The Women’s Airforce Service Pilots (WASPs) flew proudly under their motto, “We live in the wind and the sand, and our eyes are on the stars.”

With such lofty ideals, the WASPs served as a crack group of about 1,100 female pilots whose main purpose was to ferry new warplanes bound for the fighting in Europe or the Pacific in World War II.

On Veterans Day, Tuesday, November 11th, The Proud Bird Restaurant in Westchester is hosting a memorial ceremony for Gertrude V. Tompkins Silver and the other WASPs who served during World War II.

Silver is the only WASP who disappeared without a trace.

On October 24th, 1944, Silver took off from what is now Los Angeles International Airport (LAX). Her mission that fateful day was to ferry a brand-new P51D Mustang fighter plane to Newark, New Jersey, where it would then be transported to Europe.

Silver disappeared after takeoff. Because of a misplaced flight plan, she wasn’t considered missing for three days. She remains missing.

In Silver’s honor, a bronze memorial plaque is to be dedicated at The Proud Bird during a Veterans Day luncheon. The 18-by-24-inch plaque is to be presented to Silver’s next of kin and placed at the LAX Flight Path Museum and Learning Center for permanent display.

Some Hollywood notables have expressed interest as well, including a “leading lady,” according to local historian and teacher G. Pat Macha.

That Silver’s story continues to linger has a great deal to do with the efforts of a United States Army chaplain, Captain Jeffery W. Clemens, who is now serving in Afghanistan.

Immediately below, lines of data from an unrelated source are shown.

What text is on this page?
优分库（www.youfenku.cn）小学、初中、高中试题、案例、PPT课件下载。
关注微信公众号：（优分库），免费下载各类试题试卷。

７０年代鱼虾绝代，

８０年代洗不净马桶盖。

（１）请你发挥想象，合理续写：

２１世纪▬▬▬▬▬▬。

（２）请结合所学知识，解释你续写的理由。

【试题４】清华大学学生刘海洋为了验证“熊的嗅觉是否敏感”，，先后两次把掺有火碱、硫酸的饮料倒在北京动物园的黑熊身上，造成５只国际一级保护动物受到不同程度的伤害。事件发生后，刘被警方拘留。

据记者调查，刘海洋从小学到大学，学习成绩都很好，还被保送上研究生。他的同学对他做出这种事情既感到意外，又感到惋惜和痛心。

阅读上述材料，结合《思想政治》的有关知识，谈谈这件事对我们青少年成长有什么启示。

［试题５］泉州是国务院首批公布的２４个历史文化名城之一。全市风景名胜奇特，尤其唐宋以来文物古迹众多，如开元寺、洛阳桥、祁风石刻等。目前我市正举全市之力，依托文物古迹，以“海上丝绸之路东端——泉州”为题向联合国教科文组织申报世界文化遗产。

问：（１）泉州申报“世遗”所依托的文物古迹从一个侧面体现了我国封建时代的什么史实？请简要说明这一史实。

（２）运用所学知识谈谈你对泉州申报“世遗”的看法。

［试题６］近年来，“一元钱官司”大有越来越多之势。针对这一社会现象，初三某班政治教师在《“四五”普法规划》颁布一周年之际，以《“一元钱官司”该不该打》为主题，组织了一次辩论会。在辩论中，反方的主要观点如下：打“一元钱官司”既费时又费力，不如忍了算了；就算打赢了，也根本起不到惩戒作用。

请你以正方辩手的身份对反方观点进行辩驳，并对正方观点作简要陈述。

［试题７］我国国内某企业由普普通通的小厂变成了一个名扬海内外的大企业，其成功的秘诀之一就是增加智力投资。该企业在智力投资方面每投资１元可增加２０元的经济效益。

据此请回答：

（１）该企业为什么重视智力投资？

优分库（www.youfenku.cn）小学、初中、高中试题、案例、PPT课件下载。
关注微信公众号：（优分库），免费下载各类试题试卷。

Clemens “feels very strongly and passionately that people who have died for their country need to be acknowledged,” according to Silver family spokesperson Laura Whittall-Scherfee, Silver’s grand-niece.

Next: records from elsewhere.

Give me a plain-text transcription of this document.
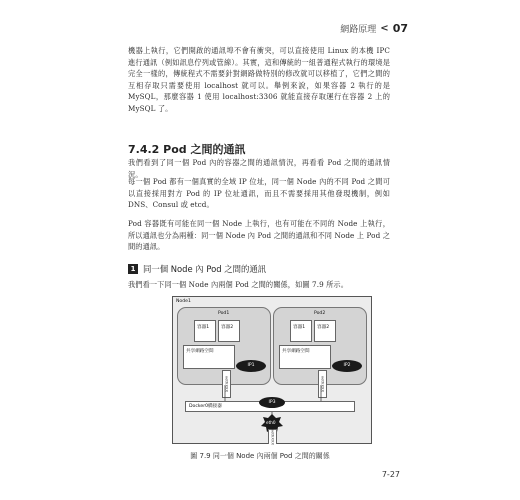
網路原理 < 07

機器上執行，它們開啟的通訊埠不會有衝突，可以直接使用 Linux 的本機 IPC 進行通訊（例如訊息佇列或管線）。其實，這和傳統的一組普通程式執行的環境是完全一樣的，傳統程式不需要針對網路做特別的修改就可以移植了，它們之間的互相存取只需要使用 localhost 就可以。舉例來說，如果容器 2 執行的是 MySQL，那麼容器 1 使用 localhost:3306 就能直接存取運行在容器 2 上的 MySQL 了。

7.4.2 Pod 之間的通訊

我們看到了同一個 Pod 內的容器之間的通訊情況，再看看 Pod 之間的通訊情況。

每一個 Pod 都有一個真實的全域 IP 位址，同一個 Node 內的不同 Pod 之間可以直接採用對方 Pod 的 IP 位址通訊，而且不需要採用其他發現機制，例如 DNS、Consul 或 etcd。

Pod 容器既有可能在同一個 Node 上執行，也有可能在不同的 Node 上執行，所以通訊也分為兩種：同一個 Node 內 Pod 之間的通訊和不同 Node 上 Pod 之間的通訊。

1 同一個 Node 內 Pod 之間的通訊

我們看一下同一個 Node 內兩個 Pod 之間的關係，如圖 7.9 所示。

Node1
Pod1
容器1	容器2
共享網路空間
IP1
vethXXX
Pod2
容器1	容器2
共享網路空間
IP2
vethXXX
Docker0橋接器
IP3
eth0
vethXXX
圖 7.9 同一個 Node 內兩個 Pod 之間的關係
7-27
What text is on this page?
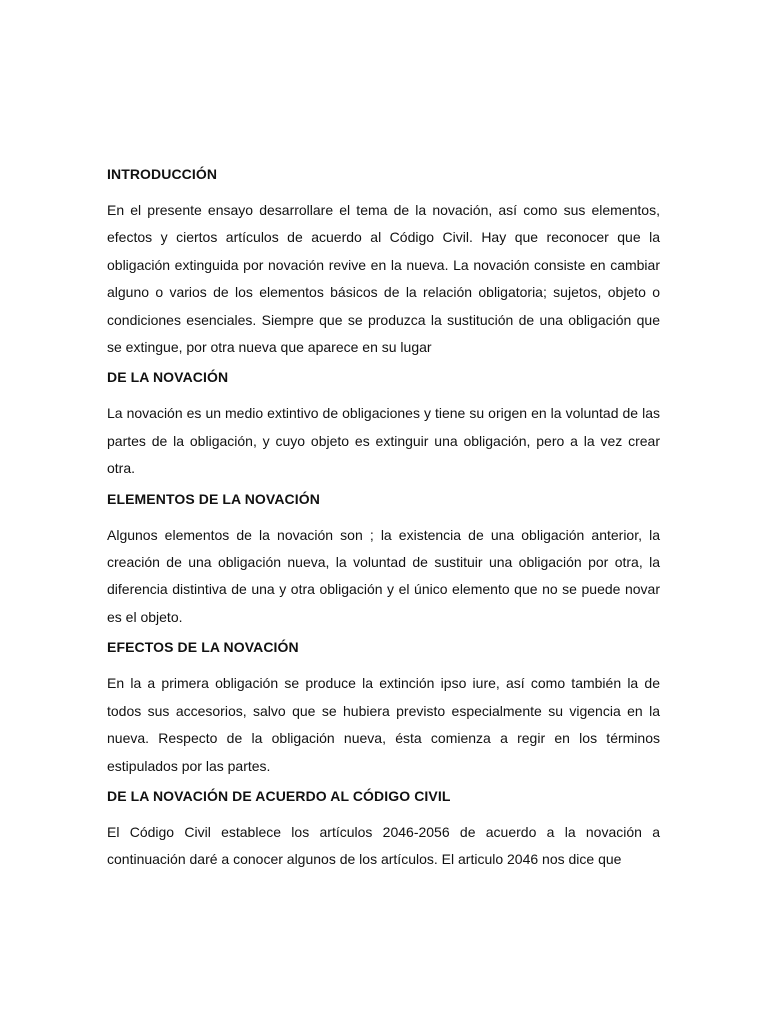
INTRODUCCIÓN

En el presente ensayo desarrollare el tema de la novación, así como sus elementos, efectos y ciertos artículos de acuerdo al Código Civil. Hay que reconocer que la obligación extinguida por novación revive en la nueva. La novación consiste en cambiar alguno o varios de los elementos básicos de la relación obligatoria; sujetos, objeto o condiciones esenciales. Siempre que se produzca la sustitución de una obligación que se extingue, por otra nueva que aparece en su lugar

DE LA NOVACIÓN

La novación es un medio extintivo de obligaciones y tiene su origen en la voluntad de las partes de la obligación, y cuyo objeto es extinguir una obligación, pero a la vez crear otra.

ELEMENTOS DE LA NOVACIÓN

Algunos elementos de la novación son ; la existencia de una obligación anterior, la creación de una obligación nueva, la voluntad de sustituir una obligación por otra, la diferencia distintiva de una y otra obligación y el único elemento que no se puede novar es el objeto.

EFECTOS DE LA NOVACIÓN

En la a primera obligación se produce la extinción ipso iure, así como también la de todos sus accesorios, salvo que se hubiera previsto especialmente su vigencia en la nueva. Respecto de la obligación nueva, ésta comienza a regir en los términos estipulados por las partes.

DE LA NOVACIÓN DE ACUERDO AL CÓDIGO CIVIL

El Código Civil establece los artículos 2046-2056 de acuerdo a la novación a continuación daré a conocer algunos de los artículos. El articulo 2046 nos dice que
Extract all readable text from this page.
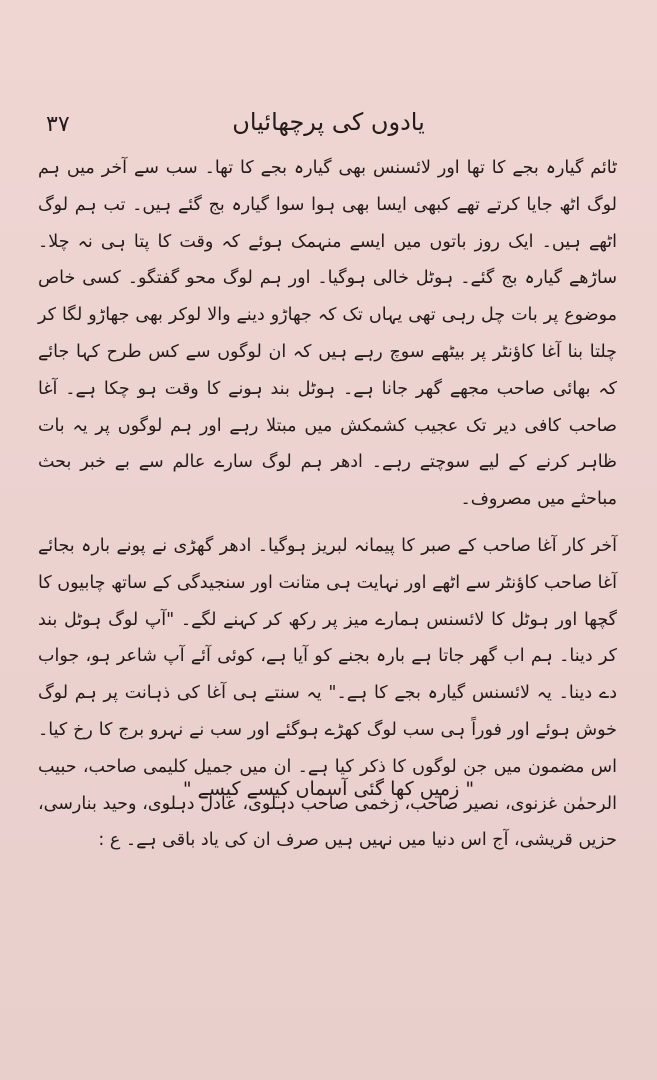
۳۷	یادوں کی پرچھائیاں

ٹائم گیارہ بجے کا تھا اور لائسنس بھی گیارہ بجے کا تھا۔ سب سے آخر میں ہم لوگ اٹھ جایا کرتے تھے کبھی ایسا بھی ہوا سوا گیارہ بج گئے ہیں۔ تب ہم لوگ اٹھے ہیں۔ ایک روز باتوں میں ایسے منہمک ہوئے کہ وقت کا پتا ہی نہ چلا۔ ساڑھے گیارہ بج گئے۔ ہوٹل خالی ہوگیا۔ اور ہم لوگ محو گفتگو۔ کسی خاص موضوع پر بات چل رہی تھی یہاں تک کہ جھاڑو دینے والا لوکر بھی جھاڑو لگا کر چلتا بنا آغا کاؤنٹر پر بیٹھے سوچ رہے ہیں کہ ان لوگوں سے کس طرح کہا جائے کہ بھائی صاحب مجھے گھر جانا ہے۔ ہوٹل بند ہونے کا وقت ہو چکا ہے۔ آغا صاحب کافی دیر تک عجیب کشمکش میں مبتلا رہے اور ہم لوگوں پر یہ بات ظاہر کرنے کے لیے سوچتے رہے۔ ادھر ہم لوگ سارے عالم سے بے خبر بحث مباحثے میں مصروف۔

آخر کار آغا صاحب کے صبر کا پیمانہ لبریز ہوگیا۔ ادھر گھڑی نے پونے بارہ بجائے آغا صاحب کاؤنٹر سے اٹھے اور نہایت ہی متانت اور سنجیدگی کے ساتھ چابیوں کا گچھا اور ہوٹل کا لائسنس ہمارے میز پر رکھ کر کہنے لگے۔ "آپ لوگ ہوٹل بند کر دینا۔ ہم اب گھر جاتا ہے بارہ بجنے کو آیا ہے، کوئی آئے آپ شاعر ہو، جواب دے دینا۔ یہ لائسنس گیارہ بجے کا ہے۔" یہ سنتے ہی آغا کی ذہانت پر ہم لوگ خوش ہوئے اور فوراً ہی سب لوگ کھڑے ہوگئے اور سب نے نہرو برج کا رخ کیا۔ اس مضمون میں جن لوگوں کا ذکر کیا ہے۔ ان میں جمیل کلیمی صاحب، حبیب الرحمٰن غزنوی، نصیر صاحب، زخمی صاحب دہلوی، عادل دہلوی، وحید بنارسی، حزیں قریشی، آج اس دنیا میں نہیں ہیں صرف ان کی یاد باقی ہے۔ ع :

" زمیں کھا گئی آسماں کیسے کیسے "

When Clemens shipped off to Afghanistan, Macha headed the coordination of the search effort. Macha is a history and aviation buff who runs a Web site, Avia

According to Whittal-Scherfee, “Pat Macha has been huge in this effort and he deserves a lot of credit. Pat Macha took the helm and is the main reason this Veteran’s Day event is happening.”

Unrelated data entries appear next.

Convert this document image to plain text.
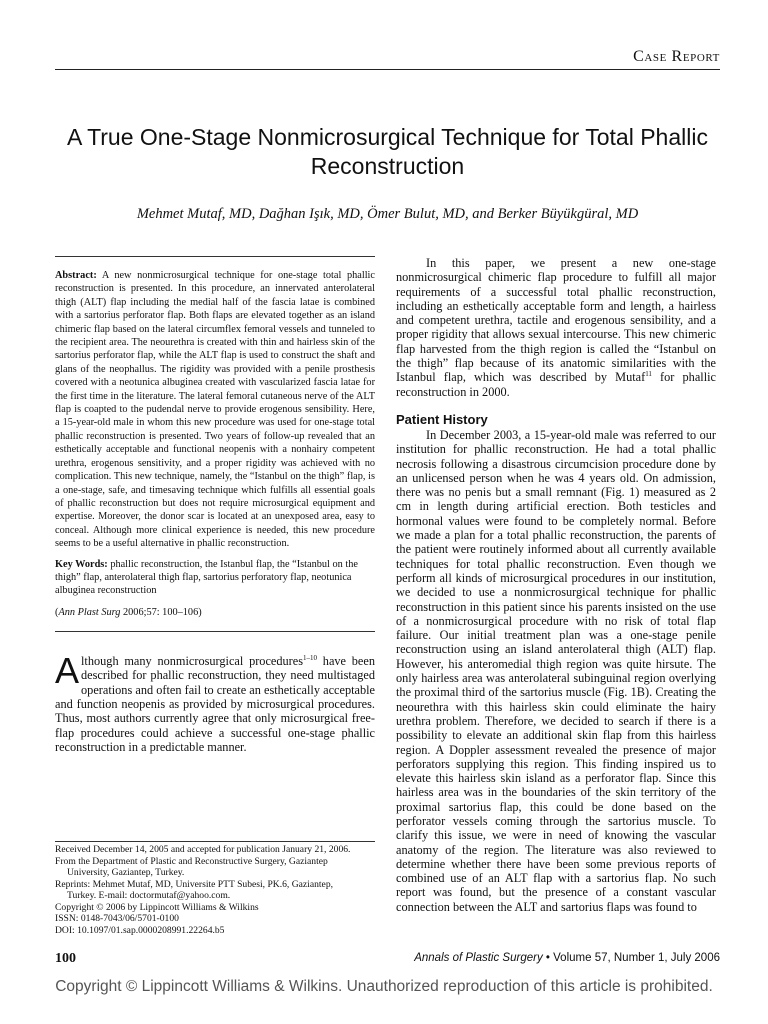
Case Report
A True One-Stage Nonmicrosurgical Technique for Total Phallic Reconstruction
Mehmet Mutaf, MD, Dağhan Işık, MD, Ömer Bulut, MD, and Berker Büyükgüral, MD

Abstract: A new nonmicrosurgical technique for one-stage total phallic reconstruction is presented. In this procedure, an innervated anterolateral thigh (ALT) flap including the medial half of the fascia latae is combined with a sartorius perforator flap. Both flaps are elevated together as an island chimeric flap based on the lateral circumflex femoral vessels and tunneled to the recipient area. The neourethra is created with thin and hairless skin of the sartorius perforator flap, while the ALT flap is used to construct the shaft and glans of the neophallus. The rigidity was provided with a penile prosthesis covered with a neotunica albuginea created with vascularized fascia latae for the first time in the literature. The lateral femoral cutaneous nerve of the ALT flap is coapted to the pudendal nerve to provide erogenous sensibility. Here, a 15-year-old male in whom this new procedure was used for one-stage total phallic reconstruction is presented. Two years of follow-up revealed that an esthetically acceptable and functional neopenis with a nonhairy competent urethra, erogenous sensitivity, and a proper rigidity was achieved with no complication. This new technique, namely, the “Istanbul on the thigh” flap, is a one-stage, safe, and timesaving technique which fulfills all essential goals of phallic reconstruction but does not require microsurgical equipment and expertise. Moreover, the donor scar is located at an unexposed area, easy to conceal. Although more clinical experience is needed, this new procedure seems to be a useful alternative in phallic reconstruction.

Key Words: phallic reconstruction, the Istanbul flap, the “Istanbul on the thigh” flap, anterolateral thigh flap, sartorius perforatory flap, neotunica albuginea reconstruction

(Ann Plast Surg 2006;57: 100–106)

Although many nonmicrosurgical procedures$^{1-10}$ have been described for phallic reconstruction, they need multistaged operations and often fail to create an esthetically acceptable and function neopenis as provided by microsurgical procedures. Thus, most authors currently agree that only microsurgical free-flap procedures could achieve a successful one-stage phallic reconstruction in a predictable manner.

Received December 14, 2005 and accepted for publication January 21, 2006.

From the Department of Plastic and Reconstructive Surgery, Gaziantep

University, Gaziantep, Turkey.

Reprints: Mehmet Mutaf, MD, Universite PTT Subesi, PK.6, Gaziantep,

Turkey. E-mail: doctormutaf@yahoo.com.

Copyright © 2006 by Lippincott Williams & Wilkins

ISSN: 0148-7043/06/5701-0100

DOI: 10.1097/01.sap.0000208991.22264.b5

In this paper, we present a new one-stage nonmicrosurgical chimeric flap procedure to fulfill all major requirements of a successful total phallic reconstruction, including an esthetically acceptable form and length, a hairless and competent urethra, tactile and erogenous sensibility, and a proper rigidity that allows sexual intercourse. This new chimeric flap harvested from the thigh region is called the “Istanbul on the thigh” flap because of its anatomic similarities with the Istanbul flap, which was described by Mutaf$^{11}$ for phallic reconstruction in 2000.

Patient History

In December 2003, a 15-year-old male was referred to our institution for phallic reconstruction. He had a total phallic necrosis following a disastrous circumcision procedure done by an unlicensed person when he was 4 years old. On admission, there was no penis but a small remnant (Fig. 1) measured as 2 cm in length during artificial erection. Both testicles and hormonal values were found to be completely normal. Before we made a plan for a total phallic reconstruction, the parents of the patient were routinely informed about all currently available techniques for total phallic reconstruction. Even though we perform all kinds of microsurgical procedures in our institution, we decided to use a nonmicrosurgical technique for phallic reconstruction in this patient since his parents insisted on the use of a nonmicrosurgical procedure with no risk of total flap failure. Our initial treatment plan was a one-stage penile reconstruction using an island anterolateral thigh (ALT) flap. However, his anteromedial thigh region was quite hirsute. The only hairless area was anterolateral subinguinal region overlying the proximal third of the sartorius muscle (Fig. 1B). Creating the neourethra with this hairless skin could eliminate the hairy urethra problem. Therefore, we decided to search if there is a possibility to elevate an additional skin flap from this hairless region. A Doppler assessment revealed the presence of major perforators supplying this region. This finding inspired us to elevate this hairless skin island as a perforator flap. Since this hairless area was in the boundaries of the skin territory of the proximal sartorius flap, this could be done based on the perforator vessels coming through the sartorius muscle. To clarify this issue, we were in need of knowing the vascular anatomy of the region. The literature was also reviewed to determine whether there have been some previous reports of combined use of an ALT flap with a sartorius flap. No such report was found, but the presence of a constant vascular connection between the ALT and sartorius flaps was found to

100	Annals of Plastic Surgery • Volume 57, Number 1, July 2006
Copyright © Lippincott Williams & Wilkins. Unauthorized reproduction of this article is prohibited.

Macha himself is humble about his efforts.

“I have been visiting old crash sites for more than 45 years, and I’m especially interested in those cases where missing aircrew are still an issue,” he says. “Resolving this case would bring closure and peace of mind to the next of kin, especially Gertrude’s sister, Elizabeth who is still sharp at age 99.”

According to Whittal-Scherfee, Elizabeth remembers Gertrude as “someone who loved to fly — it was her calling, her real love.”

The Army accident report states that Silver had over 850 hours of flight time. Only 17 of those hours were in the P51’s new model D, the plane she was flying when she disappeared.

At that time in the war, new planes were ferried almost as soon as they came off the factory line. Often, the WASP ferrying the plane would be its first pilot.

Many possible scenarios could have played out that overcast day in 1944, but regardless of the circumstances, Macha believes the crash occurred shortly after takeoff. Because of this, the search has been narrowed to the Santa Monica Bay, specifically the area just west of the south runway at LAX, extending out from the beach for approximately two miles.

A proper search costs about $1.3 million, so volunteers are not only welcome, but also necessary. Most helpful would be the assistance of magnetic anomaly detection equipment in boats or sub-surface vehicles, as well as data analysis showing infrared depictions of the subject area.

This Veterans Day, the motto of the WASPS will live on, reminding us all to look to the stars.

The luncheon is at 11 a.m. Tuesday, November 11th, at The Proud Bird Restaurant, 11022 Aviation Blvd. Reservations are required.